Die Gesellschaft ruft heute in vielen Ausweglosigkeiten nach den Kirchen. Oft können wir die Erwartungen, die an uns gestellt werden, einfach nicht erfüllen, z.B. in der Gewaltminimierung. Der offene oder mehr verborgene Ruf nach Glaube, Kirche und Theologie steht oft in einem umgekehrten Verhältnis zu der geübten Kritik.
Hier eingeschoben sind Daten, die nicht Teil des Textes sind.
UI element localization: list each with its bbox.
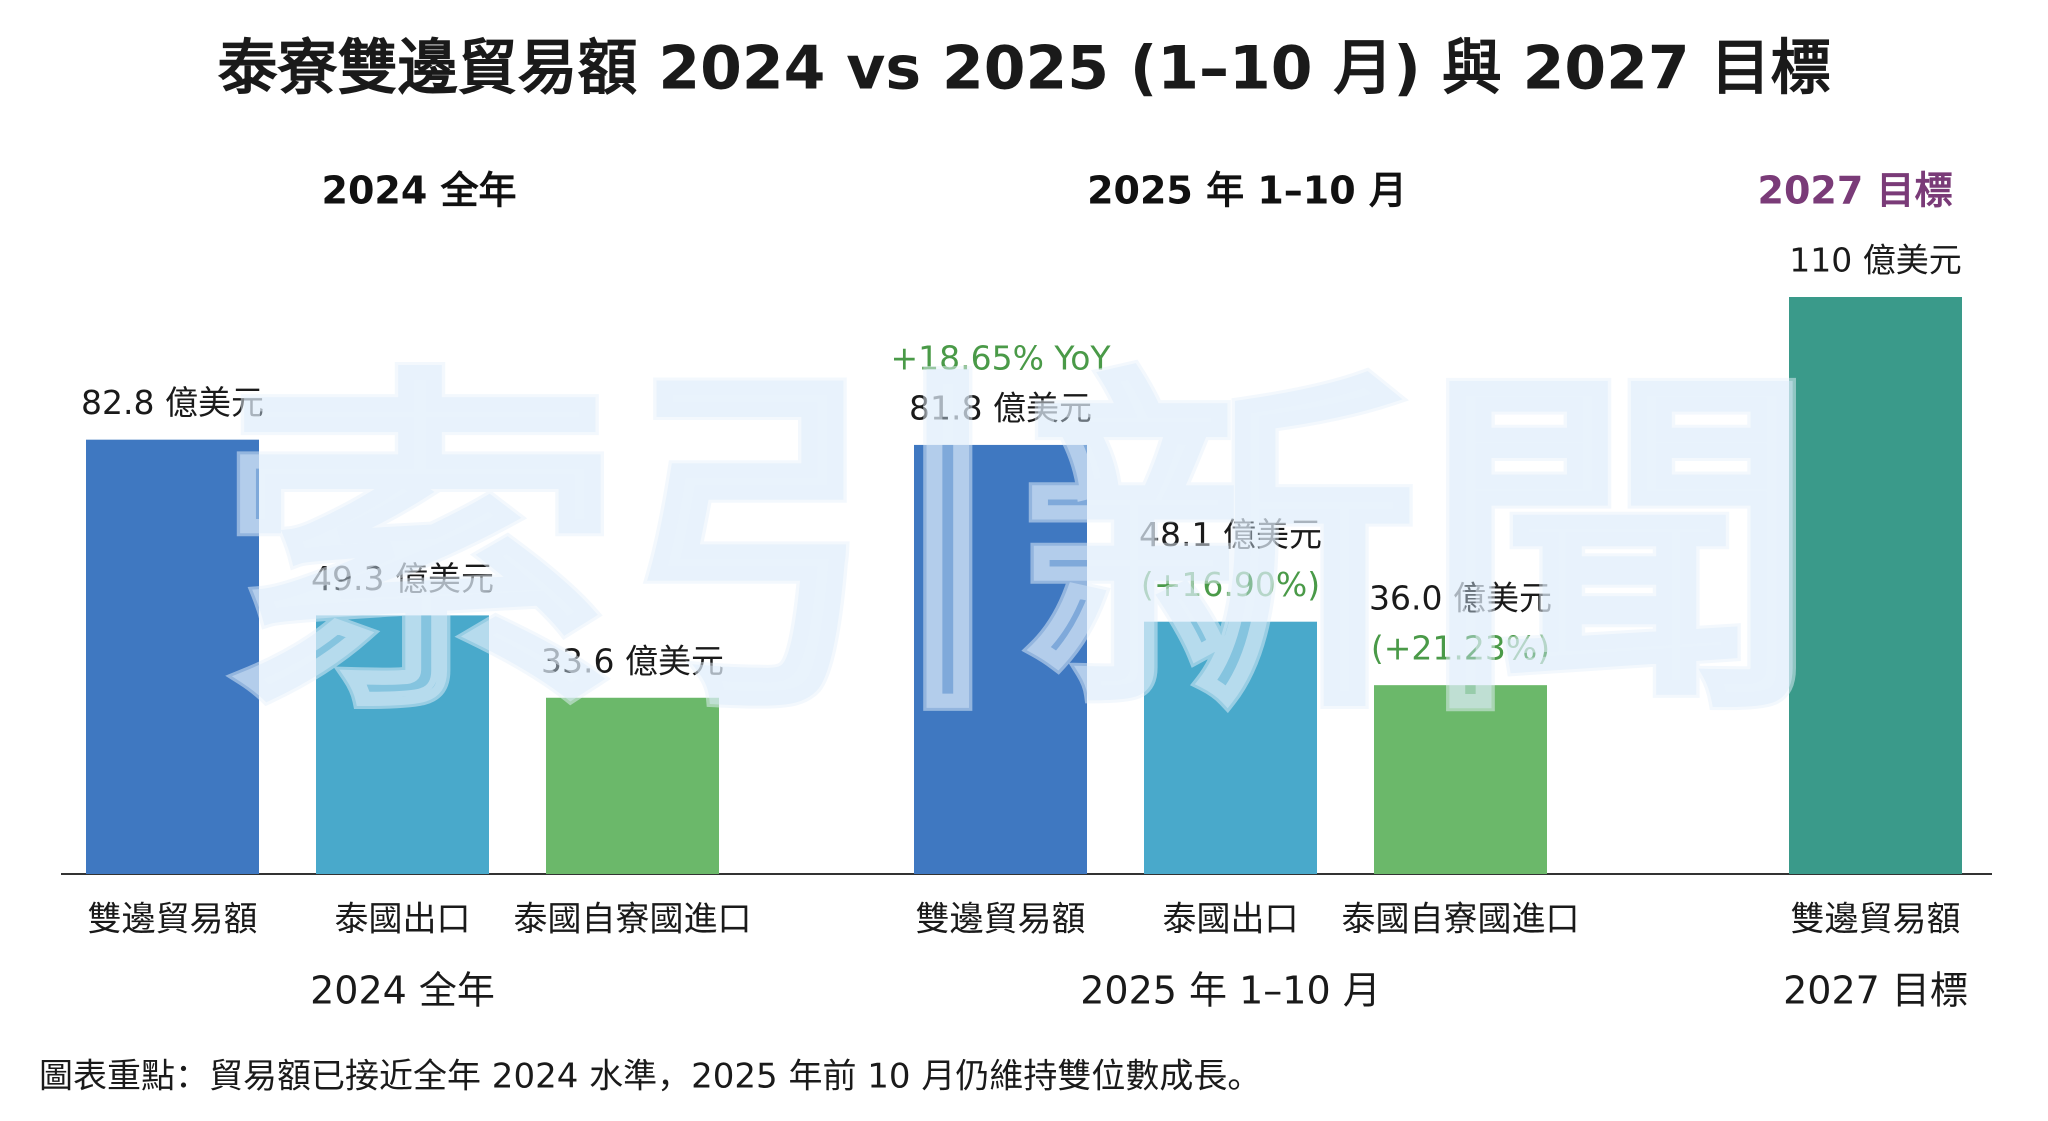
- group-header: 2027 目標: [1758, 169, 1953, 213]
- x-tick-label: 泰國自寮國進口: [514, 900, 752, 940]
- value-label: 81.8 億美元: [909, 388, 1092, 427]
- x-tick-label: 雙邊貿易額: [88, 900, 258, 940]
- bar: [1374, 685, 1547, 874]
- group-header: 2024 全年: [322, 169, 517, 213]
- chart-title: 泰寮雙邊貿易額 2024 vs 2025 (1–10 月) 與 2027 目標: [218, 34, 1831, 104]
- value-label: 49.3 億美元: [311, 559, 494, 598]
- x-tick-label: 雙邊貿易額: [916, 900, 1086, 940]
- value-label: 110 億美元: [1789, 241, 1961, 280]
- bar: [546, 697, 719, 874]
- value-label: 48.1 億美元: [1139, 515, 1322, 554]
- bar: [1144, 621, 1317, 874]
- bar: [86, 439, 259, 874]
- growth-note: +18.65% YoY: [890, 338, 1111, 377]
- x-tick-label: 雙邊貿易額: [1791, 900, 1961, 940]
- bar: [1789, 297, 1962, 874]
- group-label: 2025 年 1–10 月: [1080, 969, 1380, 1013]
- footnote: 圖表重點：貿易額已接近全年 2024 水準，2025 年前 10 月仍維持雙位數…: [39, 1057, 1261, 1097]
- x-tick-label: 泰國自寮國進口: [1342, 900, 1580, 940]
- bar: [914, 444, 1087, 874]
- growth-note: (+21.23%): [1371, 629, 1550, 668]
- watermark: 索引新聞: [220, 339, 1820, 758]
- growth-note: (+16.90%): [1141, 565, 1320, 604]
- value-label: 82.8 億美元: [81, 383, 264, 422]
- x-tick-label: 泰國出口: [1163, 900, 1299, 940]
- x-tick-label: 泰國出口: [335, 900, 471, 940]
- value-label: 33.6 億美元: [541, 641, 724, 680]
- bar: [316, 615, 489, 874]
- value-label: 36.0 億美元: [1369, 579, 1552, 618]
- group-header: 2025 年 1–10 月: [1087, 169, 1407, 213]
- group-label: 2027 目標: [1783, 969, 1968, 1013]
- group-label: 2024 全年: [310, 969, 495, 1013]
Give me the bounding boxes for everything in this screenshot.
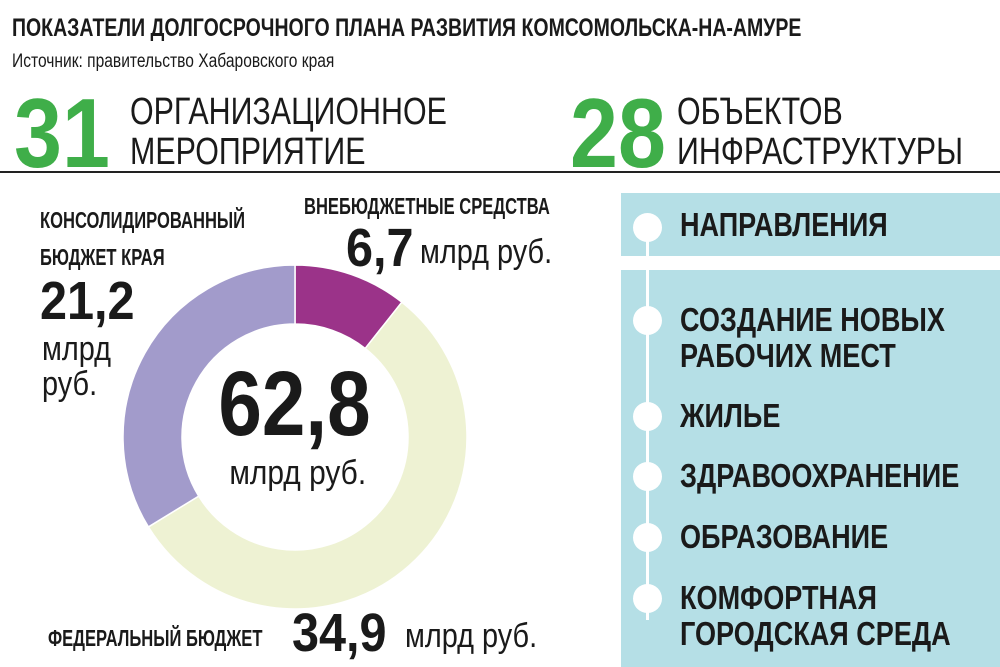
divider: [0, 171, 1000, 173]
stat-label-infrastructure: ОБЪЕКТОВ ИНФРАСТРУКТУРЫ: [677, 92, 997, 172]
bullet-icon: [633, 213, 662, 242]
total-unit-text: млрд руб.: [229, 454, 366, 492]
slice-value-region: 21,2: [40, 274, 140, 328]
label-line: ВНЕБЮДЖЕТНЫЕ СРЕДСТВА: [304, 193, 550, 219]
slice-label-region: КОНСОЛИДИРОВАННЫЙ: [40, 209, 270, 232]
slice-value-federal: 34,9: [292, 606, 392, 660]
bullet-icon: [633, 523, 662, 552]
slice-unit-region-2: руб.: [42, 367, 122, 401]
directions-list-panel: [621, 270, 1000, 667]
stat-label-line: МЕРОПРИЯТИЕ: [130, 131, 366, 173]
unit-text: млрд: [42, 330, 112, 368]
label-line: БЮДЖЕТ КРАЯ: [40, 244, 165, 270]
item-text: ЗДРАВООХРАНЕНИЕ: [680, 457, 960, 494]
directions-header-panel: [621, 193, 1000, 256]
stat-label-line: ИНФРАСТРУКТУРЫ: [677, 131, 963, 173]
item-text: ЖИЛЬЕ: [680, 397, 781, 434]
value-text: 6,7: [346, 218, 414, 278]
unit-text: руб.: [42, 365, 98, 403]
slice-label-federal: ФЕДЕРАЛЬНЫЙ БЮДЖЕТ: [48, 627, 262, 650]
stat-number-text: 31: [14, 78, 110, 188]
slice-unit-region: млрд: [42, 332, 122, 366]
donut-slice-2: [122, 264, 296, 528]
bullet-icon: [633, 402, 662, 431]
item-text: ГОРОДСКАЯ СРЕДА: [680, 615, 951, 652]
unit-text: млрд руб.: [420, 233, 553, 271]
direction-item: КОМФОРТНАЯ ГОРОДСКАЯ СРЕДА: [680, 580, 1000, 652]
slice-unit-federal: млрд руб.: [405, 619, 555, 653]
value-text: 21,2: [40, 271, 135, 331]
source-text: Источник: правительство Хабаровского кра…: [12, 51, 335, 72]
direction-item: ЗДРАВООХРАНЕНИЕ: [680, 458, 1000, 494]
total-unit: млрд руб.: [0, 456, 595, 490]
item-text: ОБРАЗОВАНИЕ: [680, 518, 889, 555]
direction-item: СОЗДАНИЕ НОВЫХ РАБОЧИХ МЕСТ: [680, 302, 1000, 374]
bullet-icon: [633, 462, 662, 491]
title-text: ПОКАЗАТЕЛИ ДОЛГОСРОЧНОГО ПЛАНА РАЗВИТИЯ …: [12, 14, 802, 42]
heading-text: НАПРАВЛЕНИЯ: [680, 206, 888, 243]
label-line: КОНСОЛИДИРОВАННЫЙ: [40, 207, 246, 233]
stat-number-events: 31: [14, 84, 110, 182]
donut-slice-1: [147, 301, 468, 610]
item-text: КОМФОРТНАЯ: [680, 579, 878, 616]
total-value: 62,8: [0, 358, 590, 450]
value-text: 34,9: [292, 603, 387, 663]
stat-label-events: ОРГАНИЗАЦИОННОЕ МЕРОПРИЯТИЕ: [130, 92, 475, 172]
slice-label-extrabudget: ВНЕБЮДЖЕТНЫЕ СРЕДСТВА: [304, 195, 564, 218]
slice-unit-extrabudget: млрд руб.: [420, 235, 570, 269]
bullet-icon: [633, 584, 662, 613]
bullet-icon: [633, 306, 662, 335]
stat-number-text: 28: [570, 78, 666, 188]
source-note: Источник: правительство Хабаровского кра…: [12, 52, 405, 71]
item-text: РАБОЧИХ МЕСТ: [680, 337, 896, 374]
total-value-text: 62,8: [218, 353, 372, 455]
direction-item: ОБРАЗОВАНИЕ: [680, 519, 934, 555]
item-text: СОЗДАНИЕ НОВЫХ: [680, 301, 945, 338]
slice-value-extrabudget: 6,7: [346, 221, 416, 275]
slice-label-region-2: БЮДЖЕТ КРАЯ: [40, 246, 190, 269]
stat-number-infrastructure: 28: [570, 84, 666, 182]
direction-item: ЖИЛЬЕ: [680, 398, 802, 434]
directions-heading: НАПРАВЛЕНИЯ: [680, 207, 933, 243]
unit-text: млрд руб.: [405, 617, 538, 655]
stat-label-line: ОБЪЕКТОВ: [677, 91, 843, 133]
stat-label-line: ОРГАНИЗАЦИОННОЕ: [130, 91, 447, 133]
label-line: ФЕДЕРАЛЬНЫЙ БЮДЖЕТ: [48, 625, 263, 651]
page-title: ПОКАЗАТЕЛИ ДОЛГОСРОЧНОГО ПЛАНА РАЗВИТИЯ …: [12, 16, 1000, 41]
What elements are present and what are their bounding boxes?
In diesem Beitrag ging es mir darum, Lehramt und Theologie, Kirche und theologische Wissenschaft in ihrer ursprünglichen Zuordnung aufeinander neu sichtbar zu machen. Die Herausforderung der Theologie in unserer Gesellschaft ist größer geworden. Es ist notwendig, ihre Stellung zu festigen und zu stützen. Aber dies allein wird nichts nützen. Ich sehe z.Zt. viel Kleinmut und Resignation, Rückzug und Privatisierung in der Theologie. Alles kommt jedoch darauf an, die geistige Auseinandersetzung aufzunehmen. Nur hier können wir uns bewähren. Ich will diese abschließend nur noch nennen: Auseinandersetzung mit den vorherrschenden gesellschaftlichen Trends, Hilfen angesichts des Sinnvakuums in vielen Gesellschaften, Unterstützung neuer Suchbewegungen nach Sinn und Transzendenz, geglückte Beispiele von Gotteserfahrungen, missionarisches Zeugnis, Evangelisierung. Theologie und Lehramt werden eines Tages nicht daran gemessen, wieviel Konfliktpotential sie in dieser Zeit angehäuft haben, sondern ob sie gemeinsam dem Schwund von Religion und Glaube in unseren Gesellschaften wirksam und überzeugend begegnet sind und den Menschen eine neue Bewährung des Glaubens angesichts unserer heutigen Lebensprobleme geschenkt haben.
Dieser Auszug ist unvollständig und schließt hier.